Militari israeliani sulle Alture del Golan (Foto archivio Getty Images)
3' di lettura

L'operazione aerea di rappresaglia contro le forze di Teheran in risposta ai 20 missili sparati contro un avamposto israeliano sulle Alture di Golan. Il ministro della Difesa Lieberman: "Colpiti quasi tutti gli obiettivi. Spero sia un capitolo chiuso"

Non accenna a diminuire l’escalation di tensione tra Israele e Iran, principalmente legata al timore che forze legate a Teheran possano lanciare un attacco missilistico contro obiettivi nel Golan, al confine con la Siria. Nella notte circa 20 razzi sono stati lanciati dalla forza Al Quds iraniana verso postazioni israeliane di prima linea sulle Alture del Golan. Un attacco a cui l’esercito israeliano ha risposto, annunciando poi di aver colpito "decine" di obiettivi militari iraniani.

"Attacco molto grave"

"L'attacco iraniano contro Israele è molto grave", ha detto il portavoce militare della Official Israel Defence Forces, Jonathan Conricus, spiegando che "sono state prese di mira diverse basi militari'', mentre le località dove vivono civili sul Golan non sono state coinvolte. ''Non ci sono state vittime e i danni finora sono limitati'', ha detto ancora Conricus, aggiungendo che "questo episodio ancora non è terminato'' e che "sappiamo che (i missili ndr) provengono dalle forze di Al-Quds". Poi, in risposta a chi gli ha chiesto se il lancio dei ''20 proiettili o razzi'' da parte iraniana fosse la reazione attesa da giorni (per un attacco alla base aerea T4 in Siria, attribuito dall'Iran ad Israele, in cui il mese scorso morirono diversi militari iraniani) il portavoce ha risposto: ''È troppo presto stabilirlo''.

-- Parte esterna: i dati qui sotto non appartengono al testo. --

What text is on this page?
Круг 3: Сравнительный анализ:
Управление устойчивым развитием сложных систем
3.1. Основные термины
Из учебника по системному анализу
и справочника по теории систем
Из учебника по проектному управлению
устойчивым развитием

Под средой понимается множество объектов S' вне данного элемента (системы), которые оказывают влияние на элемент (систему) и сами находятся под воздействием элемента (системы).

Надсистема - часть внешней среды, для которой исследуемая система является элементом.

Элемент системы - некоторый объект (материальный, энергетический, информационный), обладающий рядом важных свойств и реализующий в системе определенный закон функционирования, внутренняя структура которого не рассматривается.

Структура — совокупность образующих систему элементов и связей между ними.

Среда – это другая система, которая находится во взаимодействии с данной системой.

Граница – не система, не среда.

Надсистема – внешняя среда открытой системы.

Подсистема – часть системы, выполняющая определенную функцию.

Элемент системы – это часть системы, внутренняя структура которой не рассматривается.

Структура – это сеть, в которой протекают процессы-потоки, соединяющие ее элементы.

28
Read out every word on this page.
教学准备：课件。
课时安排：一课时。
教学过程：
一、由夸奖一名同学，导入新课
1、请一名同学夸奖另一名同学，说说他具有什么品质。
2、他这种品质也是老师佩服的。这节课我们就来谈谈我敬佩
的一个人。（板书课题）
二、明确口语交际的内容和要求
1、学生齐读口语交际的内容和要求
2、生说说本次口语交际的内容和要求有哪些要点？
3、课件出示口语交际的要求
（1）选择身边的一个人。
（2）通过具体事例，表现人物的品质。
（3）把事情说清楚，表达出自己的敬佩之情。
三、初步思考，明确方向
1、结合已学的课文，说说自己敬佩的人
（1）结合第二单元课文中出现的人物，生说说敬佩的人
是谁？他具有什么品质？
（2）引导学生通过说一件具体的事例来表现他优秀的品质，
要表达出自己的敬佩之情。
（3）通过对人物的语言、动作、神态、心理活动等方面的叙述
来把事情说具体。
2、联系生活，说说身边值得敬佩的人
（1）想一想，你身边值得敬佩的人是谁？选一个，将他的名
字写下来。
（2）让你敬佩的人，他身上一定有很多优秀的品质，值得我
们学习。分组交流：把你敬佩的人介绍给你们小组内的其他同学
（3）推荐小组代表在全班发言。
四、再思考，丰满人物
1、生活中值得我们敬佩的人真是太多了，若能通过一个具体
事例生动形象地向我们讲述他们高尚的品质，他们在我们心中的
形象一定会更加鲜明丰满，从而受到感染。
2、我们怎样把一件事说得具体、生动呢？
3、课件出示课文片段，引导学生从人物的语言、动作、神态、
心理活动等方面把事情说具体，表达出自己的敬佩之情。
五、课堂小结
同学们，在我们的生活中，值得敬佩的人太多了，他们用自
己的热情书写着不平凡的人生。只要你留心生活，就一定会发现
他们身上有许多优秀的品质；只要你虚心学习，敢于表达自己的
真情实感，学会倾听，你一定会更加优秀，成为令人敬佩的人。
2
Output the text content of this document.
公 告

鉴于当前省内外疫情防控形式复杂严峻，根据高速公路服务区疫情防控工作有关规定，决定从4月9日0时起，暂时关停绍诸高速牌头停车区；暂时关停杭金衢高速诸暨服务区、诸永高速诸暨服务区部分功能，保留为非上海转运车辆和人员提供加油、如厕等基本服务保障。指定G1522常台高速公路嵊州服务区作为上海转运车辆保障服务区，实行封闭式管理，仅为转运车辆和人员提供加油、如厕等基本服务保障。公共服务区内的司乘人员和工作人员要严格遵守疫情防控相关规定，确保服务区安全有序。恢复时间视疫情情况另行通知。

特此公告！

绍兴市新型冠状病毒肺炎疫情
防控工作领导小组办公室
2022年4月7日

"Colpiti decine di obiettivi iraniani"

Sei ore dopo, Conricus ha annunciato che l’esercito israeliano ha colpito decine di obiettivi militari iraniani in Siria durante la notte. "Quella della scorsa notte - ha detto il portavoce - è stata la nostra operazione aerea maggiore negli ultimi anni. Il nostro intento non era di provocare vittime, ma di colpire infrastrutture". Secondo Conricus i danni inflitti "sono molto significativi" e all'Iran occorreranno mesi per ripararli.  Conricus, ha infine assicurato che non c'è volontà di "un’escalation della situazione". Israele, ha aggiunto il ministro della Difesa Avigdor Lieberman, ha colpito "quasi tutte le infrastrutture iraniane in Siria. Spero che questo capitolo sia chiuso e che ognuno abbia avuto il suo messaggio”. E ha precisato che "nessuno dei razzi di Teheran" è riuscito a colpire il territorio ebraico.

Pochi giorni fa un altro raid

Solo due giorni fa, l’8 maggio, la tv di Damasco aveva parlato di alcune esplosioni avvertite nella zona a sud della capitale e di alcuni jet israeliani entrati nello spazio aereo siriano. Secondo l'Osservatorio siriano per i diritti umani, il raid ha colpito "un deposito di armi di Hezbollah e degli iraniani" e le vittime sarebbero 15.